Last season's miraculous finish against USC was as much earned as it was bestowed. This is college football. Even when one doesn't have much faith that the final score will be in their team's favor, it's as improbable to believe a miraculous finish couldn't occur (again) as it is improbable for it to happen.

With that said, let's revisit arguably the greatest play in Arizona State football history.

The score stood at 27-18 with just over five minutes left and USC leading before a wacky series of events led to a 34-32 scoreline, USC still ahead, and ASU in possession with one last shot from the Trojans' 46-yard line.

Seven seconds is all it took.


With the ball marked on the left hash, Mike Bercovici is in the gun, with Deantre Lewis to his right in the backfield and tight end Kody Kohl in tight off of left tackle Jamil Douglas' shoulder.

The Sun Devils only send three receivers out on a route, each lined up to the right side of the formation, from inside out: D.J. Foster, Jaelen Strong, and Cameron Smith. All three hit a dead sprint towards the end zone.


The Trojans send a three-man rush, dropping the other eight in coverage.


Bercovici takes a three-step drop before planting his right foot at the Sun Devils' 45-yard line, and unloading a bomb that carries over 50 yards in the air. The receivers are just breaking past the 20-yard line as Bercovici unleashes it.


There are five Trojan defenders surrounding the three Sun Devil targets.


Foster, who lined up along the seam, is uncovered, but trailing behind Strong and Smith. Smith, lined up on the outside, is being manned by Kevon Seymour, who sticks him all the way through the play. Strong is being covered by Chris Hawkins, but turns him around inside the 10-yard line as he makes a cut inside while tracking the ball.


Linebacker Hayes Pullard is in the best position of all the USC defenders, as he's locked in on the ball just inside the five-yard line, and has made an about-face, arms prepared to make what should be an easy catch.

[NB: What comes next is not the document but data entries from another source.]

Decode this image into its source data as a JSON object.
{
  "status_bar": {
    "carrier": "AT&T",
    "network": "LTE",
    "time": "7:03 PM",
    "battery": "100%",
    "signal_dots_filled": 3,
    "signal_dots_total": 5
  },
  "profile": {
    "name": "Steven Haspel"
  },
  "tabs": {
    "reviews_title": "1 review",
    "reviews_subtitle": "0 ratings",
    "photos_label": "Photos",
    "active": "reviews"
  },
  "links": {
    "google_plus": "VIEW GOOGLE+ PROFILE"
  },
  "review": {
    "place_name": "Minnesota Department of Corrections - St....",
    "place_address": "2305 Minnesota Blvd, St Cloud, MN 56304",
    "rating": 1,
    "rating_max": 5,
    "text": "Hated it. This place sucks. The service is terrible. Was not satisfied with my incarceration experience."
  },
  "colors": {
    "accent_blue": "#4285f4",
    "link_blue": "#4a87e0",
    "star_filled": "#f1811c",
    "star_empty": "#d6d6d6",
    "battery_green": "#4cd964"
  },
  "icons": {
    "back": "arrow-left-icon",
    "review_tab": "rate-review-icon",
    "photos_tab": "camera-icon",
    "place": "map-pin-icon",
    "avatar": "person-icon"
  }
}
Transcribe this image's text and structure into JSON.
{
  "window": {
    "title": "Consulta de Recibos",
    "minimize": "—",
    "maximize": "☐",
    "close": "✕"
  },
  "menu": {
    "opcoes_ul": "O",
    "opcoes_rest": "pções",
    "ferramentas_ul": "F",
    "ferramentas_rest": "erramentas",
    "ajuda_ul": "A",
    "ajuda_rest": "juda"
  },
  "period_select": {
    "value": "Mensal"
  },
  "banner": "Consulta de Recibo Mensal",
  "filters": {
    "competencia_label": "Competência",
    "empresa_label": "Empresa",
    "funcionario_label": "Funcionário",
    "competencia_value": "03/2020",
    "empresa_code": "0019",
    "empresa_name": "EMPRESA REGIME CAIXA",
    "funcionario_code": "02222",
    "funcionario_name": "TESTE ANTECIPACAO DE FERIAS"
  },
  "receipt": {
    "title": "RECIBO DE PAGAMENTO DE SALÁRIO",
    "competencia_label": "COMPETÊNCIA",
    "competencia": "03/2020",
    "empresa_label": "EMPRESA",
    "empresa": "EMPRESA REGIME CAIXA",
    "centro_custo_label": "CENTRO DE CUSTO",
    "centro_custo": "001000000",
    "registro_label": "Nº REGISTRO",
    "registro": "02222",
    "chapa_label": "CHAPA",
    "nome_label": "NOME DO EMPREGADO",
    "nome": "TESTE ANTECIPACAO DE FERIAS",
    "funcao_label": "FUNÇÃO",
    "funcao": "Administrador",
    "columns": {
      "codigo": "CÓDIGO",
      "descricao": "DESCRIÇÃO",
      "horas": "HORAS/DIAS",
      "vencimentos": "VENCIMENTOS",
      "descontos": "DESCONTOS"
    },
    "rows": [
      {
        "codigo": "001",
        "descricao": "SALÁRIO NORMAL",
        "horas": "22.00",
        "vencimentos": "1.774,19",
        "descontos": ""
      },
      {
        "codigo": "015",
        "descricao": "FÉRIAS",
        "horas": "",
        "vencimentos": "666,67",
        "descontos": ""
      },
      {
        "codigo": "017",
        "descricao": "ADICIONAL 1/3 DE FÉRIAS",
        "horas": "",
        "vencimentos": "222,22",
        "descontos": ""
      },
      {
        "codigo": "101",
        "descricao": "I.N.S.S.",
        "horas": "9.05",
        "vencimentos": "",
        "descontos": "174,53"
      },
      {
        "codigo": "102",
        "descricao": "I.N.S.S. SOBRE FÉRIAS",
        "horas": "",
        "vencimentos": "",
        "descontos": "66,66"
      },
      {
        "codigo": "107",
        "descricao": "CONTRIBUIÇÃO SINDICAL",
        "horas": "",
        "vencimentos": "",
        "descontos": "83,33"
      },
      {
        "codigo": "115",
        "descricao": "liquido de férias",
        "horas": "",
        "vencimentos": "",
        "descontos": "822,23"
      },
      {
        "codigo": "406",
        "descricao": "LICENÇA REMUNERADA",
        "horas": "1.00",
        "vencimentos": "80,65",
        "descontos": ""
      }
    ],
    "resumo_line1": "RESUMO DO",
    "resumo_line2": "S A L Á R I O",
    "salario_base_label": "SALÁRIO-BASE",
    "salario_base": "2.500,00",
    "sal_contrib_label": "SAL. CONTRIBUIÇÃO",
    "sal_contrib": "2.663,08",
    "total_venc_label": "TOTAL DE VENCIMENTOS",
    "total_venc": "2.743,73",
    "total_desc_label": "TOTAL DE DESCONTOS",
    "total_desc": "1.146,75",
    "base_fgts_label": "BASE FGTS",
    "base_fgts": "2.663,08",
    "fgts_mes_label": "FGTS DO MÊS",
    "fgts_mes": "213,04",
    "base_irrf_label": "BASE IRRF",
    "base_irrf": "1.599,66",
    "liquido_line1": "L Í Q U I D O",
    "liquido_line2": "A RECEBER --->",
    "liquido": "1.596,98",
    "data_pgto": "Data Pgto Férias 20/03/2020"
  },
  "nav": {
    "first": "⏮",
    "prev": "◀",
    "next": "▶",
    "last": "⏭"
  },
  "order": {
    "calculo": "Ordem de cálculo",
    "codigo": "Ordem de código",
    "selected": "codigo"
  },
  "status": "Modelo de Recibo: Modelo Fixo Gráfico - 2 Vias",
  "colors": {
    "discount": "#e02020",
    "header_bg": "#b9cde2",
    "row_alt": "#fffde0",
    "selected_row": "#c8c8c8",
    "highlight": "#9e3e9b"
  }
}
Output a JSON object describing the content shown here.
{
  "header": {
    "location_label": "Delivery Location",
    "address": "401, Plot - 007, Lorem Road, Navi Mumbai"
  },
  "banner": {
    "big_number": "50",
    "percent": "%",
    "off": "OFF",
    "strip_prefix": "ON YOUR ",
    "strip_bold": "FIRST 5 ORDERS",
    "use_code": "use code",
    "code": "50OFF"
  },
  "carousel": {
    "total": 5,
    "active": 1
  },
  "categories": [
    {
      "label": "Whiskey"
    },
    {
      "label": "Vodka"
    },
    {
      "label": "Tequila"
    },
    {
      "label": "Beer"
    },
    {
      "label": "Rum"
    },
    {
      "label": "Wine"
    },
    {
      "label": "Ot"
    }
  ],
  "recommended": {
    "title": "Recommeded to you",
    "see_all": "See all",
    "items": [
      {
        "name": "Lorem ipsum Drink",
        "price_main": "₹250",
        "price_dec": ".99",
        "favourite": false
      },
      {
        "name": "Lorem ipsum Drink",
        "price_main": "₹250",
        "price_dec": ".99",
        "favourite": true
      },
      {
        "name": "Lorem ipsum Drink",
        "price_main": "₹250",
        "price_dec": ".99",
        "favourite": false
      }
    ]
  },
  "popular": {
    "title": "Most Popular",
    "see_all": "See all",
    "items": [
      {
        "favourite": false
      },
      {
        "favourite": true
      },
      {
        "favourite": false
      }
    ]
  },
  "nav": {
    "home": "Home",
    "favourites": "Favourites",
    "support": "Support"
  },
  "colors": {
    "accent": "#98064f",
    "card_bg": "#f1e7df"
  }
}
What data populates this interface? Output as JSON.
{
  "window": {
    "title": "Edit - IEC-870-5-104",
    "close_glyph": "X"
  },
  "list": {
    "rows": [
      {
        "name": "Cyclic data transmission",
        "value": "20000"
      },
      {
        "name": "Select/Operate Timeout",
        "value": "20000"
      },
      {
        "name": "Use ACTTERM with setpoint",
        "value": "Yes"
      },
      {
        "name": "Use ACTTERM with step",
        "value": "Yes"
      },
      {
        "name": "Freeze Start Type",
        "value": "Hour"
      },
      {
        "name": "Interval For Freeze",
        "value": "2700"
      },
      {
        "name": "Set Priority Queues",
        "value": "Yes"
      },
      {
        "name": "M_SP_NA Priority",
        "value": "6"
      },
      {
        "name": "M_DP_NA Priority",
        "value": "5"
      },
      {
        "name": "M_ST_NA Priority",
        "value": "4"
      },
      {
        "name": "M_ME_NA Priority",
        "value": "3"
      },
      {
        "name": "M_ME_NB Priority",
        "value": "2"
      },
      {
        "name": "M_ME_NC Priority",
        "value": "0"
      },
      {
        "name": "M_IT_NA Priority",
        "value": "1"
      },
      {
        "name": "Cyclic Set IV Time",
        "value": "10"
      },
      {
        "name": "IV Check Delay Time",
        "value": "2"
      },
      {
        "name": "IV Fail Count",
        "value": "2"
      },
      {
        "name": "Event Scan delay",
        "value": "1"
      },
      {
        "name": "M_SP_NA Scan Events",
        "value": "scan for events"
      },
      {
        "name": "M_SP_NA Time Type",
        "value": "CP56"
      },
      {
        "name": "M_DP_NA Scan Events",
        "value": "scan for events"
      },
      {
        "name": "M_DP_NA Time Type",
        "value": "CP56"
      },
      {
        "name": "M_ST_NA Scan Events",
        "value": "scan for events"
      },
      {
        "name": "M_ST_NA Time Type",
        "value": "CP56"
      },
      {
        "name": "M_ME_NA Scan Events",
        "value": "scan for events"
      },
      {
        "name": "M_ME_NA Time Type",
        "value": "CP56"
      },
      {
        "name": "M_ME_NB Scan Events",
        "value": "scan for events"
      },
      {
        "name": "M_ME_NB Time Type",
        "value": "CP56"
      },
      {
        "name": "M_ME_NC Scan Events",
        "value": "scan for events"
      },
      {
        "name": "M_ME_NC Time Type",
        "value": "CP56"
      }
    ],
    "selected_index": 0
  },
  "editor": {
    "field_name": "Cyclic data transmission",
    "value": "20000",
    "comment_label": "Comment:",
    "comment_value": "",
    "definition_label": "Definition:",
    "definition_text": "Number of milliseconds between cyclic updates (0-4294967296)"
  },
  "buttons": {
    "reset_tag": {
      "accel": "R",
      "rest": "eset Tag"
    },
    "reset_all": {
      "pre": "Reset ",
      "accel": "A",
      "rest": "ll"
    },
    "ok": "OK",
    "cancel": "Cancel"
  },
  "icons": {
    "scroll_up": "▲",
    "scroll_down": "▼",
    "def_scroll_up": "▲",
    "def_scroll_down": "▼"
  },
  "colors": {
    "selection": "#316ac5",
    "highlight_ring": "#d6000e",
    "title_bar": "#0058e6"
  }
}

Strong begins his move in.

Behind Pullard—who's still backpedalling at the edge of the goal-line—Leon McQuay III slightly overplays the trajectory of the pass to the right, giving him no shot at making a play on the ball.


Strong soars in and catches the ball at its highest point. Pullard doesn't contest the catch. McQuay makes his recovery too late.


Celebrations begin.


And the captured astonishment of bewildered Trojans fans.

This is the type of craziness that so regularly occurs in college football. Even in the most unlikely of situations (and one can rather easily make the case that earning a victory this weekend isn't outrageous), anything is possible.

So, let's take a moment and reflect Sun Devil fans.

Anything can happen, and we've seen it happen before.